There are two reasons why Curley and Prime Cos. President Ken Raymond are seriously considering modular instead of traditional, stick-built construction:

1. The value of the U.S. dollar vs. the Canadian dollar is higher than it has been in at least five years (today's exchange rate: $1 U.S. equals $1.33 Canadian). That would save on purchasing costs.

2. Labor costs would be higher for conventional construction, especially if Prime Cos. seeks a federal loan guarantee for Hudson Square apartments from the U.S. Department of Housing and Urban Development.

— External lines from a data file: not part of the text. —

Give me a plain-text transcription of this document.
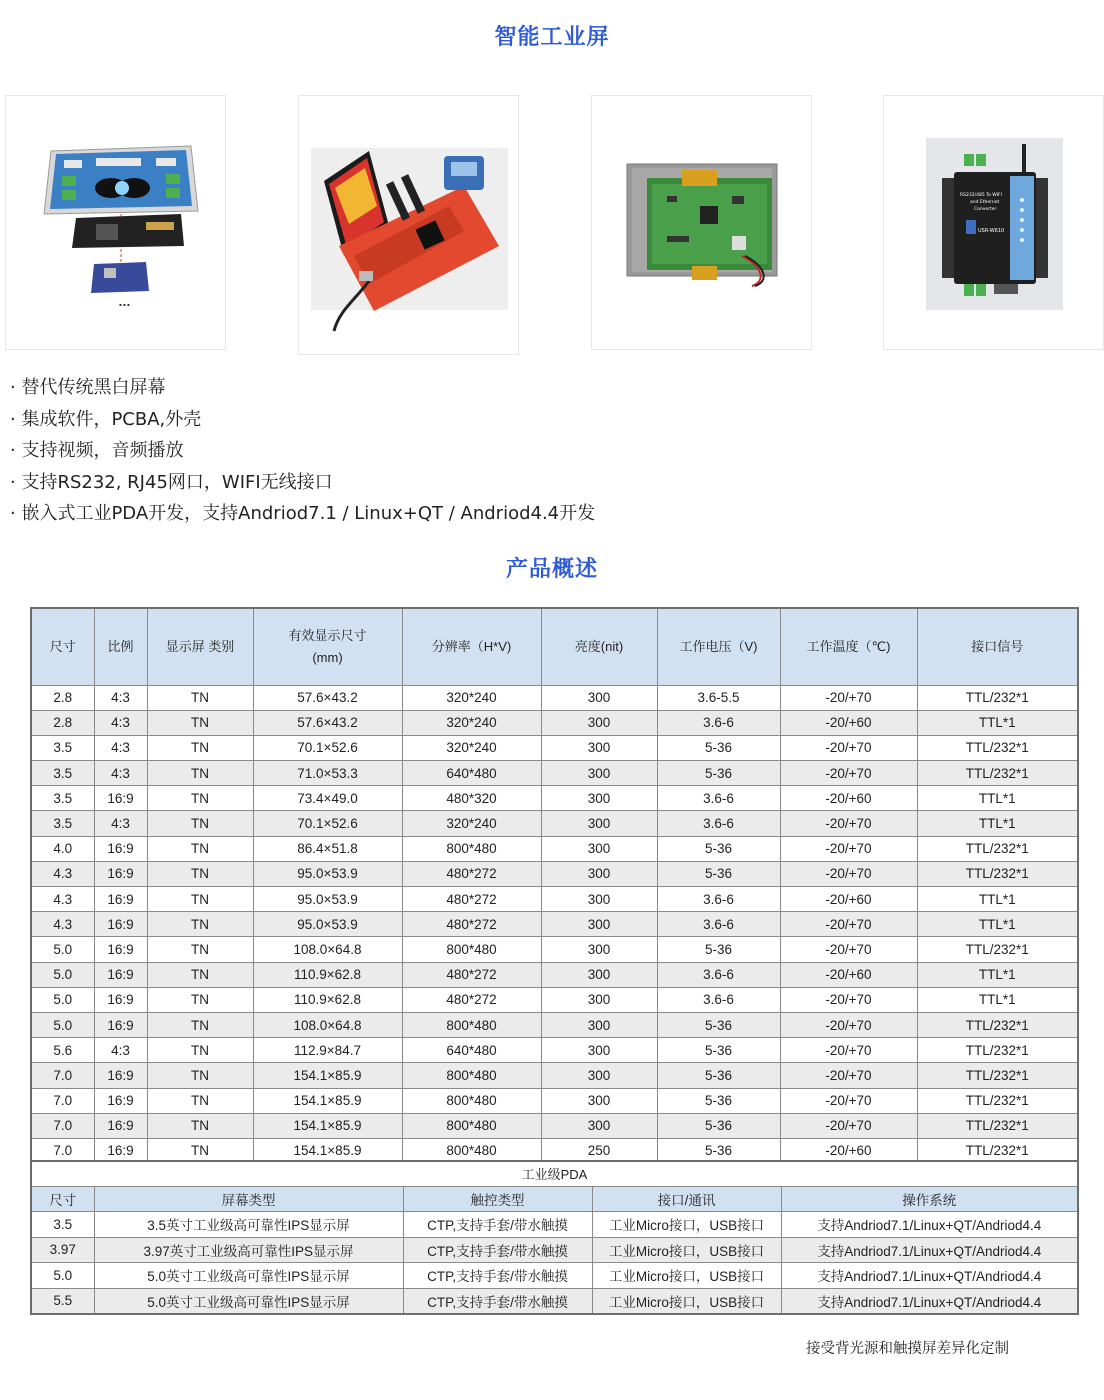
智能工业屏
▪ ▪ ▪
RS232/485 To WIFI
and Ethernet
Converter
USR-W610
· 替代传统黑白屏幕
· 集成软件，PCBA,外壳
· 支持视频，音频播放
· 支持RS232, RJ45网口，WIFI无线接口
· 嵌入式工业PDA开发，支持Andriod7.1 / Linux+QT / Andriod4.4开发
产品概述
尺寸	比例	显示屏 类别	有效显示尺寸
(mm)	分辨率（H*V)	亮度(nit)	工作电压（V)	工作温度（℃)	接口信号
2.8	4:3	TN	57.6×43.2	320*240	300	3.6-5.5	-20/+70	TTL/232*1
2.8	4:3	TN	57.6×43.2	320*240	300	3.6-6	-20/+60	TTL*1
3.5	4:3	TN	70.1×52.6	320*240	300	5-36	-20/+70	TTL/232*1
3.5	4:3	TN	71.0×53.3	640*480	300	5-36	-20/+70	TTL/232*1
3.5	16:9	TN	73.4×49.0	480*320	300	3.6-6	-20/+60	TTL*1
3.5	4:3	TN	70.1×52.6	320*240	300	3.6-6	-20/+70	TTL*1
4.0	16:9	TN	86.4×51.8	800*480	300	5-36	-20/+70	TTL/232*1
4.3	16:9	TN	95.0×53.9	480*272	300	5-36	-20/+70	TTL/232*1
4.3	16:9	TN	95.0×53.9	480*272	300	3.6-6	-20/+60	TTL*1
4.3	16:9	TN	95.0×53.9	480*272	300	3.6-6	-20/+70	TTL*1
5.0	16:9	TN	108.0×64.8	800*480	300	5-36	-20/+70	TTL/232*1
5.0	16:9	TN	110.9×62.8	480*272	300	3.6-6	-20/+60	TTL*1
5.0	16:9	TN	110.9×62.8	480*272	300	3.6-6	-20/+70	TTL*1
5.0	16:9	TN	108.0×64.8	800*480	300	5-36	-20/+70	TTL/232*1
5.6	4:3	TN	112.9×84.7	640*480	300	5-36	-20/+70	TTL/232*1
7.0	16:9	TN	154.1×85.9	800*480	300	5-36	-20/+70	TTL/232*1
7.0	16:9	TN	154.1×85.9	800*480	300	5-36	-20/+70	TTL/232*1
7.0	16:9	TN	154.1×85.9	800*480	300	5-36	-20/+70	TTL/232*1
7.0	16:9	TN	154.1×85.9	800*480	250	5-36	-20/+60	TTL/232*1
工业级PDA				
尺寸	屏幕类型	触控类型	接口/通讯	操作系统
3.5	3.5英寸工业级高可靠性IPS显示屏	CTP,支持手套/带水触摸	工业Micro接口，USB接口	支持Andriod7.1/Linux+QT/Andriod4.4
3.97	3.97英寸工业级高可靠性IPS显示屏	CTP,支持手套/带水触摸	工业Micro接口，USB接口	支持Andriod7.1/Linux+QT/Andriod4.4
5.0	5.0英寸工业级高可靠性IPS显示屏	CTP,支持手套/带水触摸	工业Micro接口，USB接口	支持Andriod7.1/Linux+QT/Andriod4.4
5.5	5.0英寸工业级高可靠性IPS显示屏	CTP,支持手套/带水触摸	工业Micro接口，USB接口	支持Andriod7.1/Linux+QT/Andriod4.4
接受背光源和触摸屏差异化定制
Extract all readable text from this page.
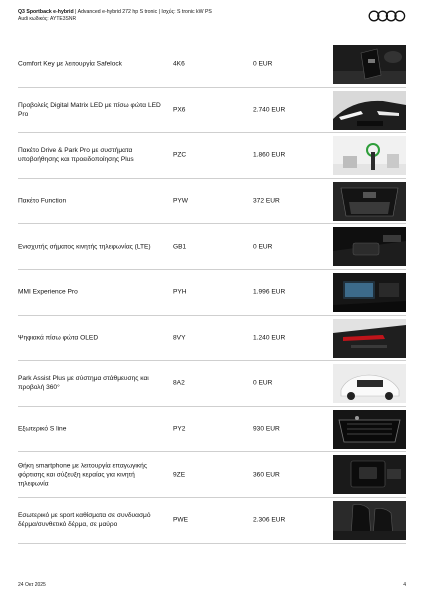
Q3 Sportback e-hybrid | Advanced e-hybrid 272 hp S tronic | Ισχύς: S tronic kW PS
Audi κωδικός: AYTE3SNR
Comfort Key με λειτουργία Safelock	4K6	0 EUR
Προβολείς Digital Matrix LED με πίσω φώτα LED Pro
PX6	2.740 EUR
Πακέτο Drive & Park Pro με συστήματα υποβοήθησης και προειδοποίησης Plus
PZC	1.860 EUR
Πακέτο Function	PYW	372 EUR
Ενισχυτής σήματος κινητής τηλεφωνίας (LTE)	GB1	0 EUR
MMI Experience Pro	PYH	1.996 EUR
Ψηφιακά πίσω φώτα OLED	8VY	1.240 EUR
Park Assist Plus με σύστημα στάθμευσης και προβολή 360°
8A2	0 EUR
Εξωτερικό S line	PY2	930 EUR
Θήκη smartphone με λειτουργία επαγωγικής φόρτισης και σύζευξη κεραίας για κινητή τηλεφωνία
9ZE	360 EUR
Εσωτερικό με sport καθίσματα σε συνδυασμό δέρμα/συνθετικό δέρμα, σε μαύρο
PWE	2.306 EUR
24 Oκτ 2025	4
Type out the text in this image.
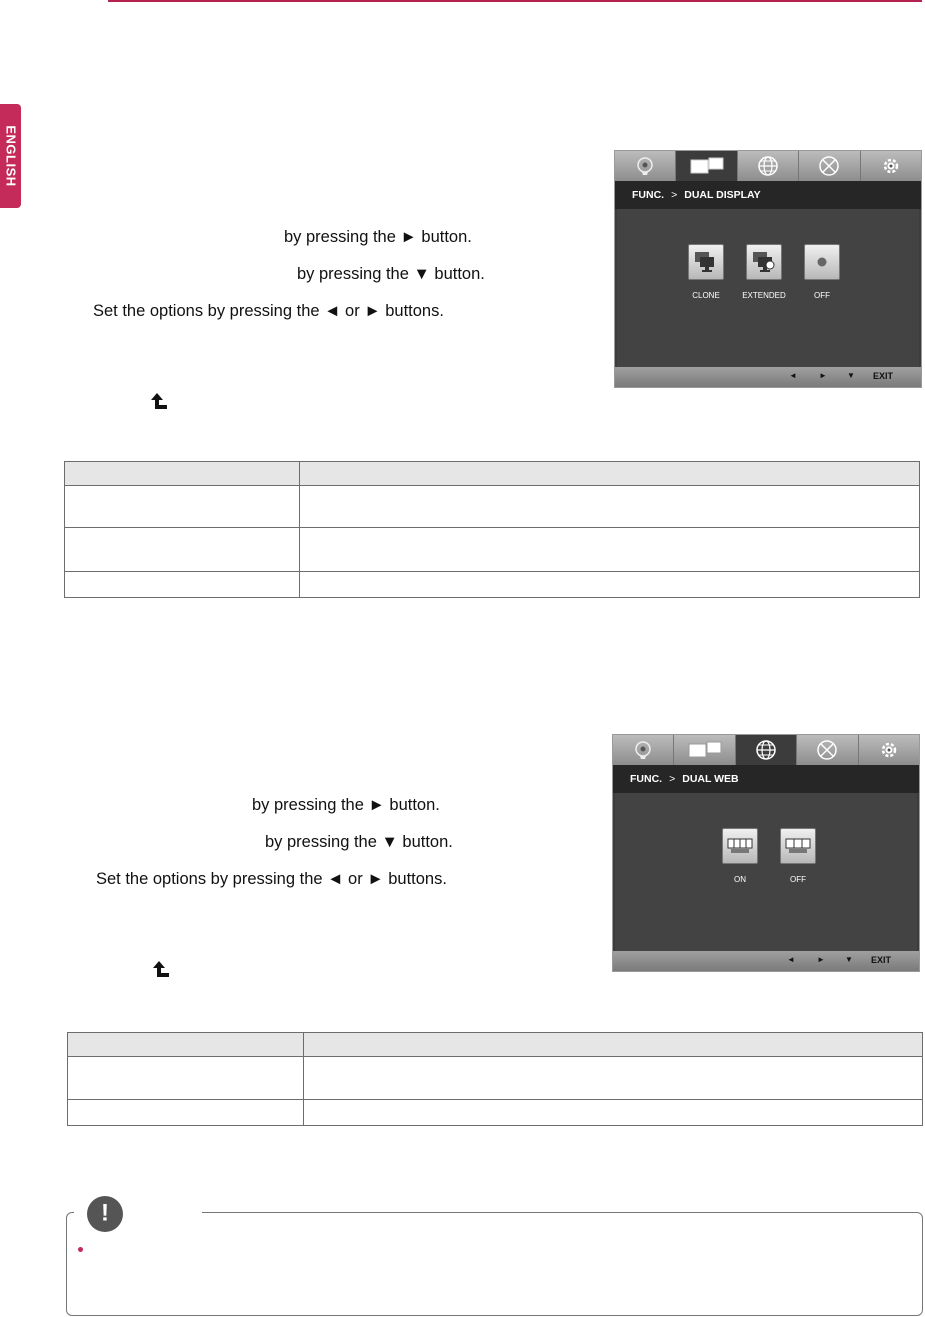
ENGLISH
by pressing the ► button.
by pressing the ▼ button.
Set the options by pressing the ◄ or ► buttons.
FUNC. > DUAL DISPLAY
CLONE	EXTENDED	OFF
◄	►	▼ EXIT

by pressing the ► button.
by pressing the ▼ button.
Set the options by pressing the ◄ or ► buttons.
FUNC. > DUAL WEB
ON	OFF
◄	►	▼ EXIT

!
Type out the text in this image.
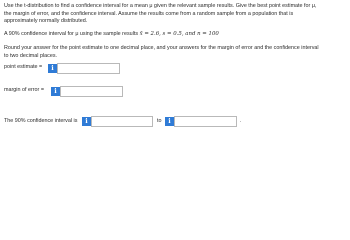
Use the t-distribution to find a confidence interval for a mean μ given the relevant sample results. Give the best point estimate for μ,
the margin of error, and the confidence interval. Assume the results come from a random sample from a population that is
approximately normally distributed.
A 90% confidence interval for μ using the sample results x̄ = 2.6, s = 0.5, and n = 100
Round your answer for the point estimate to one decimal place, and your answers for the margin of error and the confidence interval
to two decimal places.
point estimate =	i
margin of error =	i
The 90% confidence interval is	i	to	i	.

The prevailing wages required under the federal Davis-Bacon Act increased "sizably" over the summer, Raymond said. "We can't really afford to pay the new wages that came out," Raymond said.

The percentage increase in the federal prevailing wage for projects in the Albany area was not immediately available. The rate is periodically revised by the U.S. Labor Department based on a survey of employers.
A Davis-Bacon rate sheet released in August by the Labor Department shows bricklayers doing residential construction in Albany County are paid $34.75 per hour in salary and benefits; electricians, $35.48; and structural ironworkers, $49.64.

From an article in the Albany Business Review

1 comment:

Anonymous said...

Doesn't it make you wonder what is wrong with the federal loan guarantee program that require prevailing wage on a job? It forces the developers and end users to have higher costs and strings out the time required for a return on investment. Yes, it makes the marketability of the modular building part more appealing, but the costs of such projects escalates tremendously versus market rate building. Makes no sense to me.